Like open-borders advocates, Sotomayor tried to claim as precedent the Temporary Protected Status (TPS) program, which lets the Executive grant temporary amnesty to illegal aliens whose home countries have faced natural disaster. That program, however, was created by Congress and not via presidential decree like DAPA. In fact, Congress passed the TPS law in order to restrain the Executive, which had for years done on its own roughly the same thing TPS would do, through a program called Extended Voluntary Departure. Congress reacted by creating an “exclusive remedy” in the area of deportation relief based on nationality, which was intended to tether by statute the executive’s potentially boundless application of deportation relief.
Sotomayor also made the rather irrelevant assertion (but one DOJ raises throughout its briefs) that DAPA’s covered group, along with the remaining 8 million illegal aliens not covered, is essentially here “whether we want them or not” due to the Homeland Security department (DHS)’s not having the resources to deport them all at once. But as Texas Solicitor-General Scott Keller noted, the whole point of creating laws that prohibit illegal aliens from working is that they get discouraged from staying in the country illegally and return home on their own. If those laws were more stringently enforced (for instance, by mandating e-Verify nationally), much of DHS’s deportation capacity will basically become obsolete, freeing up billions of taxpayer dollars.
Sotomayor further offered the “Family Fairness” program as supposed precedent for DAPA, a 1990 deferred action program that Judge Stephen Higginson at the circuit-level also raised throughout his dissenting opinion against Texas.

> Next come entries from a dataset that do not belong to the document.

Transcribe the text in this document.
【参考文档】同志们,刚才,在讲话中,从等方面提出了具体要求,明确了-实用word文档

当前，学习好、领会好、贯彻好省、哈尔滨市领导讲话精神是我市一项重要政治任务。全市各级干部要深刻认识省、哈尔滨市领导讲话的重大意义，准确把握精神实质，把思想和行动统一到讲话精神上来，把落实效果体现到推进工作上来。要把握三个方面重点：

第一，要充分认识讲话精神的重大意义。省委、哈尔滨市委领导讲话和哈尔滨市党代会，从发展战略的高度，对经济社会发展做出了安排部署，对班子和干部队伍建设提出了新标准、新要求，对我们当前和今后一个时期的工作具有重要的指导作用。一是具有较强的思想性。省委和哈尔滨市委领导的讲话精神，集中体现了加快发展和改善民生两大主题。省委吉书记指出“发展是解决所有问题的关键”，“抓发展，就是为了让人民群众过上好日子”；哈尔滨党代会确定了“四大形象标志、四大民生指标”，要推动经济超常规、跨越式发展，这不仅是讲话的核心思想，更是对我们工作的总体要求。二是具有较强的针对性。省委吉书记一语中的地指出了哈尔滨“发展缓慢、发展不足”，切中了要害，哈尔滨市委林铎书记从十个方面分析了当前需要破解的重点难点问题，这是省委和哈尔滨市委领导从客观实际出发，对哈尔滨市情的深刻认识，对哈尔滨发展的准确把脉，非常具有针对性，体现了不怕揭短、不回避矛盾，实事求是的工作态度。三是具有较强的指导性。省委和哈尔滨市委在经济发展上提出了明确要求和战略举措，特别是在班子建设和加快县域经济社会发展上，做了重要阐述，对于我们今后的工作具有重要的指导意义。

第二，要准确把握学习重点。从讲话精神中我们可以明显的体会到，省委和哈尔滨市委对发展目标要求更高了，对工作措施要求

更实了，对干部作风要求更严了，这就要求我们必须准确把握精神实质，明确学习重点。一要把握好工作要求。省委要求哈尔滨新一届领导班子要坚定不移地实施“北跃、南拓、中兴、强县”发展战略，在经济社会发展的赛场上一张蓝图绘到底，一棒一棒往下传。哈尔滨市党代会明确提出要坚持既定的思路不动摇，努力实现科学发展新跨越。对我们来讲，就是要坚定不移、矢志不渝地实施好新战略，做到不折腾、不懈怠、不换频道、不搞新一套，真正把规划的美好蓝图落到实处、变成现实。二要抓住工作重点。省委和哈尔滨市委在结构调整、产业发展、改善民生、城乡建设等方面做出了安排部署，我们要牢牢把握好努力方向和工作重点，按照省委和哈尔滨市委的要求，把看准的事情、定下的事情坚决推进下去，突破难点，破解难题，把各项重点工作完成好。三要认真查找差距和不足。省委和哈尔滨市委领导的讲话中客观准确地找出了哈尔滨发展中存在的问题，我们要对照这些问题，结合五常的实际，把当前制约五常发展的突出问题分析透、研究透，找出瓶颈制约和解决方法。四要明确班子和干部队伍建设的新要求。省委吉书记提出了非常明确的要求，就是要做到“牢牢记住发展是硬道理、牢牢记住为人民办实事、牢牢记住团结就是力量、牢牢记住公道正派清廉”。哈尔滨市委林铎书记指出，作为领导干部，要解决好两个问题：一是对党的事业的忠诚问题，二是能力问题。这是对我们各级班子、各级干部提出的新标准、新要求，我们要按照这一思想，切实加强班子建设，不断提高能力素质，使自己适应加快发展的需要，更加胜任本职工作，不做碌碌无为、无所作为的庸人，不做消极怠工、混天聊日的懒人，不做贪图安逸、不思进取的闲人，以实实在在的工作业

Again, Sotomayor glosses over glaring distinctions between DAPA and other “precedent”-programs. The Executive’s Family Fairness program grew out of an error in the 1986 legislative amnesty wherein a small number of the beneficiaries’ dependents (mostly children) were inexplicably left out — At one point, Sotomayor attempted to assert that the program covered 1.5 million illegal aliens, a figure created and often repeated by open-borders activists (the real figure’s 47,000). Congress sought to correct this mistake by providing for the class in the Immigration Act of 1990, but before the act could be implemented, members of the class, despite being here illegally, had their deportation proceedings stayed. As law professor Josh Blackman says, the program served as a “temporary bridge from one status to another,” with Congress granting the children legal status almost immediately after it was put in place.
With DAPA and DACA, however, those covered have no prospect of obtaining proper legal status. When Judge Beryl Howell of the D.C. District Court (an Obama-appointee just like Sotomayor and Higginson), raised Family Fairness in her dismissal of Arizona sheriff Joe Arpaio’s DACA-challenge, immigration law professor Peter Margulies noted that she “failed to acknowledge the distinction between discretion that acted as a bridge to legal status and discretion unmoored to status.” Deferring prosecution for a narrowly defined group whose change in status is all but inevitable is the kind of temporary and limited discretion that Congress arguably can give to the president. But deferring prosecution for millions (and giving them work permits) is what makes Obama’s amnesty completely unhinged and an absolute abdication of his duty to execute the laws of Congress.